At each event, those present were surprised with a swag bag with samples. Washington said the company wants to scale that up to more of its Walmart and Sam’s Club stores. He described it as a “triple win” – making Walmart a more attractive shopping destination, a fun activity for customers, and an opportunity for suppliers to “bring their new and innovative products to the attention of customers.”

He said Walmart may charge a start-up fee for the swag bags, as it does with its edge-of-the-street pickup business model, and that companies cover the cost of the products.

Walmart has also tested a welcome box for customers who join Walmart +, the subscription service it launched in the fall. Each bag includes a Walmart + branded tote bag and product samples. He said the retailer is expanding the program and plans to tailor the box more to customer preferences in the future.

Cure Hydration founder and CEO Lauren Picasso had to come up with creative ways to get the company’s fruit-flavored products into store baskets due to the pandemic.

Source: Cure Hydration

More bang for your buck

Picasso said the new approaches to drive product discovery are simpler and more cost-effective. One day, she said an in-store demonstration handed out about 300 samples – which cost about 50 cents per sample, including the fee for reserving space in a store and staffing it.
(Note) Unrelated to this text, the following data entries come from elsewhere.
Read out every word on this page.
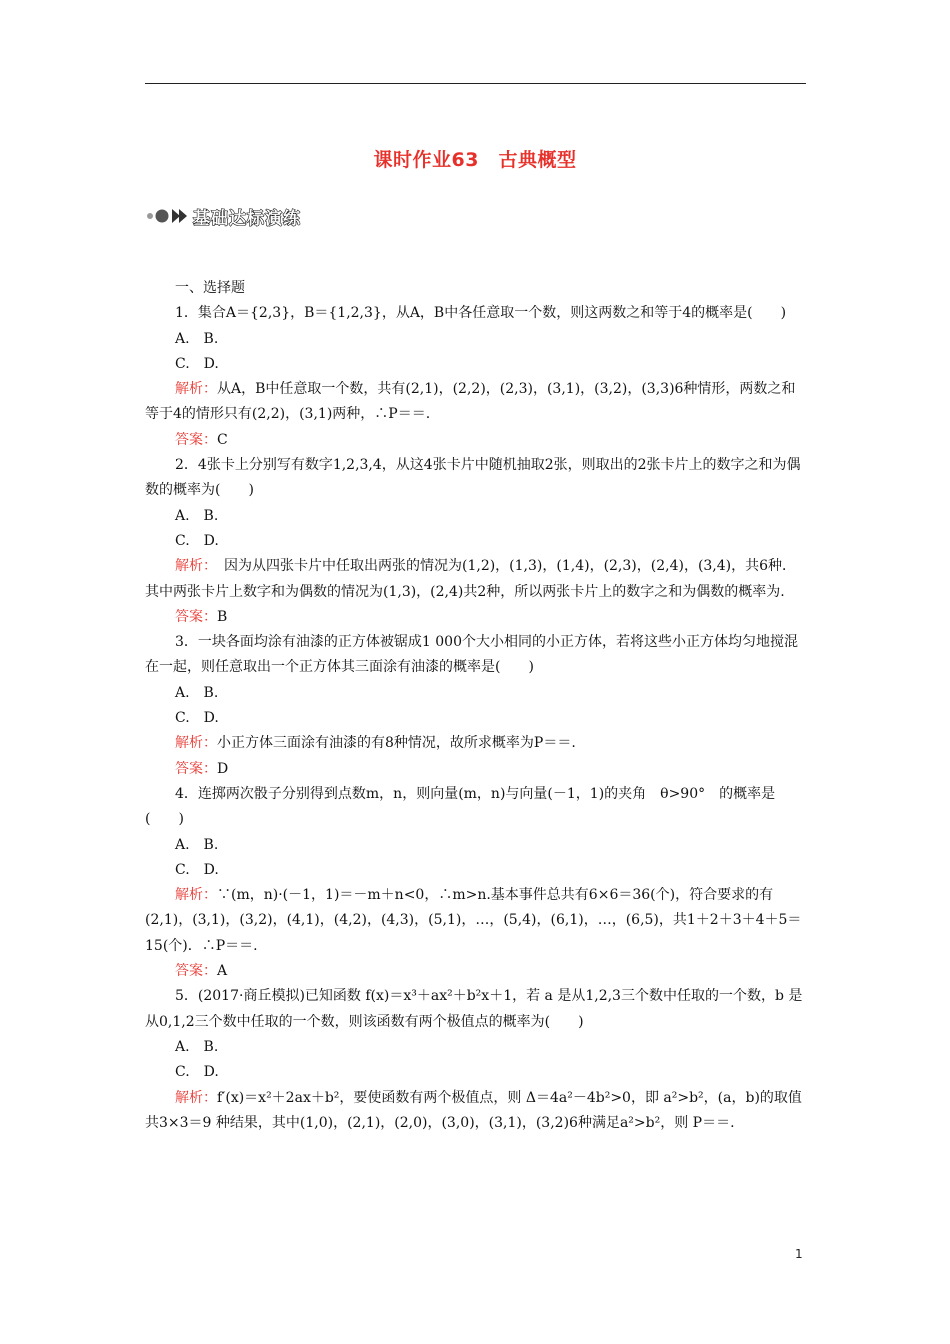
课时作业63　古典概型
基础达标演练

一、选择题

1．集合A＝{2,3}，B＝{1,2,3}，从A，B中各任意取一个数，则这两数之和等于4的概率是(　　)

A.　B.

C.　D.

解析：从A，B中任意取一个数，共有(2,1)，(2,2)，(2,3)，(3,1)，(3,2)，(3,3)6种情形，两数之和等于4的情形只有(2,2)，(3,1)两种，∴P＝＝.

答案：C

2．4张卡上分别写有数字1,2,3,4，从这4张卡片中随机抽取2张，则取出的2张卡片上的数字之和为偶数的概率为(　　)

A.　B.

C.　D.

解析：　因为从四张卡片中任取出两张的情况为(1,2)，(1,3)，(1,4)，(2,3)，(2,4)，(3,4)，共6种．其中两张卡片上数字和为偶数的情况为(1,3)，(2,4)共2种，所以两张卡片上的数字之和为偶数的概率为.

答案：B

3．一块各面均涂有油漆的正方体被锯成1 000个大小相同的小正方体，若将这些小正方体均匀地搅混在一起，则任意取出一个正方体其三面涂有油漆的概率是(　　)

A.　B.

C.　D.

解析：小正方体三面涂有油漆的有8种情况，故所求概率为P＝＝.

答案：D

4．连掷两次骰子分别得到点数m，n，则向量(m，n)与向量(－1，1)的夹角　θ>90°　的概率是(　　)

A.　B.

C.　D.

解析：∵(m，n)·(－1，1)＝－m＋n<0，∴m>n.基本事件总共有6×6＝36(个)，符合要求的有(2,1)，(3,1)，(3,2)，(4,1)，(4,2)，(4,3)，(5,1)，…，(5,4)，(6,1)，…，(6,5)，共1＋2＋3＋4＋5＝15(个)．∴P＝＝.

答案：A

5．(2017·商丘模拟)已知函数 f(x)＝x³＋ax²＋b²x＋1，若 a 是从1,2,3三个数中任取的一个数，b 是从0,1,2三个数中任取的一个数，则该函数有两个极值点的概率为(　　)

A.　B.

C.　D.

解析：f′(x)＝x²＋2ax＋b²，要使函数有两个极值点，则 Δ＝4a²－4b²>0，即 a²>b²，(a，b)的取值共3×3＝9 种结果，其中(1,0)，(2,1)，(2,0)，(3,0)，(3,1)，(3,2)6种满足a²>b²，则 P＝＝.

1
She said the cost of including a sample in a curbside pickup or swag bag varies by store, but typically ranges from 10 cents to 30 cents each.

“It will be much more economical to get into people’s hands in other ways,” she said.

Picasso said the company is again testing demo stations in a few Whole Foods stores, with a pandemic twist. Each powder pack is individually packaged and people can grab a stick of power and a branded bottled water so they can try the product safely at home.

However, for other food and drink products, she said the ick factor could survive the pandemic as shoppers remain aware of the germs and don’t want to eat chopped granola bar.

Additionally, she said, retailers are becoming increasingly sophisticated, allowing companies to add samples to some street-side pickups and not others based on a customer’s purchase history – a more focused approach than relying on the right strangers. to walk by and pick up a sample. .

General Mills will continue to pay for retail displays, Picconatto said. But he said the pandemic has changed “how we think about the balance between in-store levers and online levers” – especially as e-commerce drives a higher percentage of total sales.

“What we really care about in the end is getting on that shopping list,” he said.